Needless to say, EO’s look evolved in post. And then there was the fact they wrapped the Italian part in March and had to rush to meet the Cannes Film Festival entry deadline.
“The DI grade was probably the most difficult aspect of the project. Wiktor and I were working on the grade whilst the editor, Agnieszka Glińska, was still putting the final touches to a number of scenes,” claims Dymek.
“We had to match some interior and exterior shots in terms of light and colours of the season they’re set in. Some sequences demanded a lot of work, like the one on a football field, which we shot during a day with the weather conditions changing at least four or five times, while others required fine-tuning of various donkeys so they look the same throughout the film.”

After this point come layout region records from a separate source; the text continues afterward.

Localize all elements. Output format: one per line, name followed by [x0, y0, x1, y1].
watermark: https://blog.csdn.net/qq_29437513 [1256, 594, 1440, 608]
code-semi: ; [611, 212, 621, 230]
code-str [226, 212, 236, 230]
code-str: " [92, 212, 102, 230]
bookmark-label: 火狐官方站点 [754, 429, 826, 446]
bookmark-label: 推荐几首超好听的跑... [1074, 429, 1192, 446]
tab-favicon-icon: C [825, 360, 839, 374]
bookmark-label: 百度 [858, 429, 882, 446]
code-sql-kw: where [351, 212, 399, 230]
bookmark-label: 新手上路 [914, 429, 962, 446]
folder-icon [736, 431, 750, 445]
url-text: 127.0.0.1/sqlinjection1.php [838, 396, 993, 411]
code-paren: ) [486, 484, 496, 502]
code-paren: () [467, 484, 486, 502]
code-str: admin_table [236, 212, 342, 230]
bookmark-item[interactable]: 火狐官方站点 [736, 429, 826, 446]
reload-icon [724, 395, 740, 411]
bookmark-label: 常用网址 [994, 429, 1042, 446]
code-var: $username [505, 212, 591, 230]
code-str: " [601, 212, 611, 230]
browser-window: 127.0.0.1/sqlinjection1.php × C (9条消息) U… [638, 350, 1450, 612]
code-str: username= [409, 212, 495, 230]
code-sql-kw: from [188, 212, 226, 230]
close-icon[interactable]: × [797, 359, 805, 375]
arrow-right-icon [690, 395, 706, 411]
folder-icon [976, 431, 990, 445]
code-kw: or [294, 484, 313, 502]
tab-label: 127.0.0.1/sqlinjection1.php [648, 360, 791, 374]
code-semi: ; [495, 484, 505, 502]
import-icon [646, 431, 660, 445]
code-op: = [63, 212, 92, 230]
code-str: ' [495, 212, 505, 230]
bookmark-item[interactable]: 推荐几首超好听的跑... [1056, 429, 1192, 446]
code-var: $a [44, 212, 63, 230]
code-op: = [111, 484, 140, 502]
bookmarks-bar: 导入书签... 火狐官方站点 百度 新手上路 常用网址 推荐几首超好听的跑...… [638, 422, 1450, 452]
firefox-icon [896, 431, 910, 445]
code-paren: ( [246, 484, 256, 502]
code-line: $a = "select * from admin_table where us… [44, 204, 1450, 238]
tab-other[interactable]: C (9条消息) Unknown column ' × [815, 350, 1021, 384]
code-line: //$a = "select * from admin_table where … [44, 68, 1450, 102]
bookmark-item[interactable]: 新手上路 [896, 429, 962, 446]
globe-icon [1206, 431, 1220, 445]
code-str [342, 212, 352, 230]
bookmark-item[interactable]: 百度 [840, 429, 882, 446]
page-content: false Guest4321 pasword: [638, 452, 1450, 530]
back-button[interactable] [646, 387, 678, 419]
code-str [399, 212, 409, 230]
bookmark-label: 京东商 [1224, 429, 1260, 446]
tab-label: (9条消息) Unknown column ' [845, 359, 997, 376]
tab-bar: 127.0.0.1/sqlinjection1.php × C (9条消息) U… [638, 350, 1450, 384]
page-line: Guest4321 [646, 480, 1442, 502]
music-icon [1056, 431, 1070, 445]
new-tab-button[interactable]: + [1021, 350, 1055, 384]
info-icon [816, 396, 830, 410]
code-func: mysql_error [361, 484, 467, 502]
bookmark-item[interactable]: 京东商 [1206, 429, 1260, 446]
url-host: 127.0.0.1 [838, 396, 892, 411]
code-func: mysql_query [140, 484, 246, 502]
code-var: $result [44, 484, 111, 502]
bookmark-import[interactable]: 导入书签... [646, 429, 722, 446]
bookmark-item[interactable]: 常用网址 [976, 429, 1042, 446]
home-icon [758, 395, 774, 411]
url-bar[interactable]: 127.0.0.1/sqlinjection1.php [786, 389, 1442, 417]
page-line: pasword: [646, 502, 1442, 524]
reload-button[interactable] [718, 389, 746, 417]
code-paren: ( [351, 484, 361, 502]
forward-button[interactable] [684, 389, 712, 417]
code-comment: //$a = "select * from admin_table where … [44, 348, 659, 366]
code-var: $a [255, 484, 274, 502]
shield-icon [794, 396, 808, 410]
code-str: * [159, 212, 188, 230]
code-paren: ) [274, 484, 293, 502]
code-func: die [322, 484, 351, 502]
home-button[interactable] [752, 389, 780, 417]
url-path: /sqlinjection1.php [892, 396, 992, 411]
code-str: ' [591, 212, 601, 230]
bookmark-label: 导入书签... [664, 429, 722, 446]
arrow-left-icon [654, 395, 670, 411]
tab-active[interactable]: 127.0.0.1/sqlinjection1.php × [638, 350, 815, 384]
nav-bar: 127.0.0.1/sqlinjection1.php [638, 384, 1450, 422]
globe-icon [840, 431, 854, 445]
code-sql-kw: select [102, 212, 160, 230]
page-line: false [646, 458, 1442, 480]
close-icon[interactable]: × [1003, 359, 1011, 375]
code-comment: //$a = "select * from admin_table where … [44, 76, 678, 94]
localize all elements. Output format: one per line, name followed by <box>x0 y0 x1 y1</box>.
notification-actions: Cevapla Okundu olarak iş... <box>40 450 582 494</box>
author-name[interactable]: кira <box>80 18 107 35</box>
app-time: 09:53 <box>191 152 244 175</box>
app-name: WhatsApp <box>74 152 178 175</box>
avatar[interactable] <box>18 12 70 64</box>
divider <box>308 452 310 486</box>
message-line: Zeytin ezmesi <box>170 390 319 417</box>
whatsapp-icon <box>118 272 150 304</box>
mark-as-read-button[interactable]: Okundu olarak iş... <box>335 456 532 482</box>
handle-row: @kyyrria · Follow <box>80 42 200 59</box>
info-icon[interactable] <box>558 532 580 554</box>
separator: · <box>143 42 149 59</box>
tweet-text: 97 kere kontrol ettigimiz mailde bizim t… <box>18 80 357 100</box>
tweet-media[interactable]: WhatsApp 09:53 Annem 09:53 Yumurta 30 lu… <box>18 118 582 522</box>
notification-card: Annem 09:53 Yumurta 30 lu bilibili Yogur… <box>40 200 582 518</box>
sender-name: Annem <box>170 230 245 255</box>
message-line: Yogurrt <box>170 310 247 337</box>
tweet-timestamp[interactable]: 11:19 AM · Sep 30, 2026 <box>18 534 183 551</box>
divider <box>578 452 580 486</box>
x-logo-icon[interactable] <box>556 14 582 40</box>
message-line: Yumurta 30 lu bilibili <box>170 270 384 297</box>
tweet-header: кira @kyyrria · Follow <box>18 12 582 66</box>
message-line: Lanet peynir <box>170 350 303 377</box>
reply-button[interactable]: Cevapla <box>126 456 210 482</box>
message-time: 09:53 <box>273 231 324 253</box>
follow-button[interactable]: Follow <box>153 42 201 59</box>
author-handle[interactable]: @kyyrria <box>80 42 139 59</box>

Though Dymek admits the stress of this situation took a toll on him, he is very proud of EO’s visual eclecticism.
“Sure, it’s often outright bizarre but every decision we made is imbued with what we wanted the film to be about. For me, the greatest lesson of this project is that we were able to make the story work through images despite all the compromises we had to endure. Pure film magic if you ask me.”
What is EO, then? A visually eccentric donkeydriven drama reflecting humanity in all its ugly glory? A noble attempt to make people aware these beasts of burden are more than just free labour or food? A celebration of one animal’s impenetrable nature? It is each of those and all of those, and whatever each and every viewer is ready to project onto it.